Conventional water treatment is used at both the R.B. Simms and Whitlock treatment plants. "Raw"water from the reservoir is first passed through a screen to remove large objects, and then treated with chlorine. The chlorine aids in removal of iron and manganese, two natural substances in the water which would stain clothing and plumbing fixtures if not removed. The chlorine also acts as a disinfectant, destroying bacteria, viruses, algae, and other organisms, some of which could cause illness. Alum, lime, and polymer are then added. In a process called coagulation, these substances combine with each other and with fine particles in the water to form a substance called "floc" which is heavier than water. Powdered activated carbon is added at this stage as needed to help remove unpleasant tastes or odors. The water then passes through large basins where the floc settles to the bottom and is removed, taking unwanted substances with it. Clear "settled" water is skimmed from the top of the basins and filtered to remove still more unwanted material. Additional chlorine disinfectant and lime are added as needed to meet state requirements. A corrosion inhibitor containing zinc and phosphate is added to preserve distribution piping and prevent lead and copper contamination. Finally, fluoride is added to prevent tooth decay.

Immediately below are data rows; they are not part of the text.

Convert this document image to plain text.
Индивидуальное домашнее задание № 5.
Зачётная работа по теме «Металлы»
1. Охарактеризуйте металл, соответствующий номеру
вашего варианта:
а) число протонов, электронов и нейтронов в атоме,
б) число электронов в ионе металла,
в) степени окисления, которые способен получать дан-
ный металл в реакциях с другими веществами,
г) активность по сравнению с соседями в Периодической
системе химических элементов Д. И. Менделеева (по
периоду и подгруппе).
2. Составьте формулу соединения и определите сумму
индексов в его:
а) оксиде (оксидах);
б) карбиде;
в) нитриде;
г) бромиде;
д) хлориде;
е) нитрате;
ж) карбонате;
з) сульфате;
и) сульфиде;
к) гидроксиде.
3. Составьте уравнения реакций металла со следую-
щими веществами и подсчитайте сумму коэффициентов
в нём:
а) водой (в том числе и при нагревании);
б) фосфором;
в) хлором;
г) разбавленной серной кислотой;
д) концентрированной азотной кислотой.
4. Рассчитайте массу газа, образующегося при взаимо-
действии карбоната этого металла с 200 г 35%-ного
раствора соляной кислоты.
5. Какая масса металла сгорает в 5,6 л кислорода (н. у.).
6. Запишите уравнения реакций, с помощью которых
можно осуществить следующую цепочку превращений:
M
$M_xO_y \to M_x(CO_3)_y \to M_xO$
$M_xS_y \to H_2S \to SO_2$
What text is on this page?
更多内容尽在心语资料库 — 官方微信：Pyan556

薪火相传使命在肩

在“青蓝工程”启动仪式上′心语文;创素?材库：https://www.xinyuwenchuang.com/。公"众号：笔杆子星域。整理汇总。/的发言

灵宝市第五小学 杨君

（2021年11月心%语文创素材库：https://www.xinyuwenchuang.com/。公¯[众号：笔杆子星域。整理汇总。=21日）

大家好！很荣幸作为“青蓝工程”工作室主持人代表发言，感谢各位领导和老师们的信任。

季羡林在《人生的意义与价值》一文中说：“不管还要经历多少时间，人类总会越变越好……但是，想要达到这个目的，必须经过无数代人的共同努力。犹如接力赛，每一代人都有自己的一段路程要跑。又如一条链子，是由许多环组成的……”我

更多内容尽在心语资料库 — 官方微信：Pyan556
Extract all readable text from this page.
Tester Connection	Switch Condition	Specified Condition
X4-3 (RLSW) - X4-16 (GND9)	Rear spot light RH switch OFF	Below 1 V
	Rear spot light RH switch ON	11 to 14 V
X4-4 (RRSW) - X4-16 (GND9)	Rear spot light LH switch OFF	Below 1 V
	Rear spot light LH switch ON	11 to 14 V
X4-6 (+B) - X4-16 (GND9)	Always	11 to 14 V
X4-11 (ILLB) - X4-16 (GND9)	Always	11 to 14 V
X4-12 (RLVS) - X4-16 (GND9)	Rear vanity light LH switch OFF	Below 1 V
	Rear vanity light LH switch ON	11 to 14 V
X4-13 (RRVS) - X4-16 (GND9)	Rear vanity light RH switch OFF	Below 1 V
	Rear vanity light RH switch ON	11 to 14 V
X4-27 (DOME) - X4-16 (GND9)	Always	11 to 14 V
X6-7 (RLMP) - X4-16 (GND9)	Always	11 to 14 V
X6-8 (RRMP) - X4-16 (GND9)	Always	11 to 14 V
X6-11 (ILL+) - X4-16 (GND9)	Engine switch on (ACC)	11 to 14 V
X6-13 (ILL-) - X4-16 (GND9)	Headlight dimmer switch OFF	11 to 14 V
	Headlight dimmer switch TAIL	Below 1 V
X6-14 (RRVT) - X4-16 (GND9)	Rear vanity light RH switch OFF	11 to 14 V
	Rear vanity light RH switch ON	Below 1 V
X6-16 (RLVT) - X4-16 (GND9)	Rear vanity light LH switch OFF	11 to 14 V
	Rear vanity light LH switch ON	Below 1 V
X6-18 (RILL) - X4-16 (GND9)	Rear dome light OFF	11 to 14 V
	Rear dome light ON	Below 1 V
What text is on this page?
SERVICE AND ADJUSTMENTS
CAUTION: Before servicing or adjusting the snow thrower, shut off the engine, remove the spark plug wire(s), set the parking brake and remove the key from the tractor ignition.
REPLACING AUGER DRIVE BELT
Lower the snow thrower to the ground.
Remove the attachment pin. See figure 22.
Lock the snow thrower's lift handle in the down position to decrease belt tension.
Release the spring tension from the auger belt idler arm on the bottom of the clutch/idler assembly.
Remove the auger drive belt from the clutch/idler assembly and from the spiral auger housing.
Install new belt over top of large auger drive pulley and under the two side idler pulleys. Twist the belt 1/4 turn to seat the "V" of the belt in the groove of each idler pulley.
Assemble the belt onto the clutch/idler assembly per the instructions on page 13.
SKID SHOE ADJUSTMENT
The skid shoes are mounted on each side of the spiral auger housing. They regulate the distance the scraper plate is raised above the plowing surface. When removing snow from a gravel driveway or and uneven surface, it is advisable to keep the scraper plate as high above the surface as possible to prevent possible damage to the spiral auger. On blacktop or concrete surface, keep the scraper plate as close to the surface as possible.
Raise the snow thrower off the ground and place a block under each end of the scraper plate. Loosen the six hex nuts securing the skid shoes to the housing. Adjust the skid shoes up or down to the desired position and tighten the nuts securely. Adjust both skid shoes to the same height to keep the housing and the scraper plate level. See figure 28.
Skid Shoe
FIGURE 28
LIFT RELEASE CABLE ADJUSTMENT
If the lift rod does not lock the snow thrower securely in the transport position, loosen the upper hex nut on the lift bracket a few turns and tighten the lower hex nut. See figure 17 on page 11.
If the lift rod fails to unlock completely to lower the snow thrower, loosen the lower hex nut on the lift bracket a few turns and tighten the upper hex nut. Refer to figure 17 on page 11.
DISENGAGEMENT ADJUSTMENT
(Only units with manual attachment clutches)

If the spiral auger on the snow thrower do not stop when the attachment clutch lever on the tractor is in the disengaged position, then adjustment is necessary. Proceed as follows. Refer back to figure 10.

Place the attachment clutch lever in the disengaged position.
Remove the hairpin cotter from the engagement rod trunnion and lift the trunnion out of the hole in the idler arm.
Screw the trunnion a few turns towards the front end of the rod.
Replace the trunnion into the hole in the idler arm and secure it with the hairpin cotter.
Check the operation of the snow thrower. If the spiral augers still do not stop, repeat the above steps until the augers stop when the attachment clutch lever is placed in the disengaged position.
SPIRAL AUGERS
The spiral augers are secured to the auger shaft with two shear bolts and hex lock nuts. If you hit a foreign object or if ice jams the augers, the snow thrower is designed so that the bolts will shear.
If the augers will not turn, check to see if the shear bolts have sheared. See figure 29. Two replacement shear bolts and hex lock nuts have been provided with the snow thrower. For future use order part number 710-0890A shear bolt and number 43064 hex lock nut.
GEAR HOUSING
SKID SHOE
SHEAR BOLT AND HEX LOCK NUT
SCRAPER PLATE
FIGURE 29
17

Each step of the treatment process represents a barrier which prevents chemical contaminants and disease organisms from passing through the treatment plant into the drinking water. EPA has established standards for the performance of each of these barriers.
The effectiveness of coagulation, sedimentation and filtration in removing particles from the water is determined by measuring the turbidity of the water as it leaves the filters. Turbidity is a measure of the quantity of finely divided particles suspended in the water, and is reported in units called NTU. The EPA standard for the turbidity of filtered water states that turbidity may not exceed 0.3 NTU in more than 5% of all the measurements taken, and must never exceed 1 NTU. 1 NTU turbidity cannot be seen by the human eye.
Turbidity measurement is required every 4 hours. SWS was in full compliance with this requirement in 2017.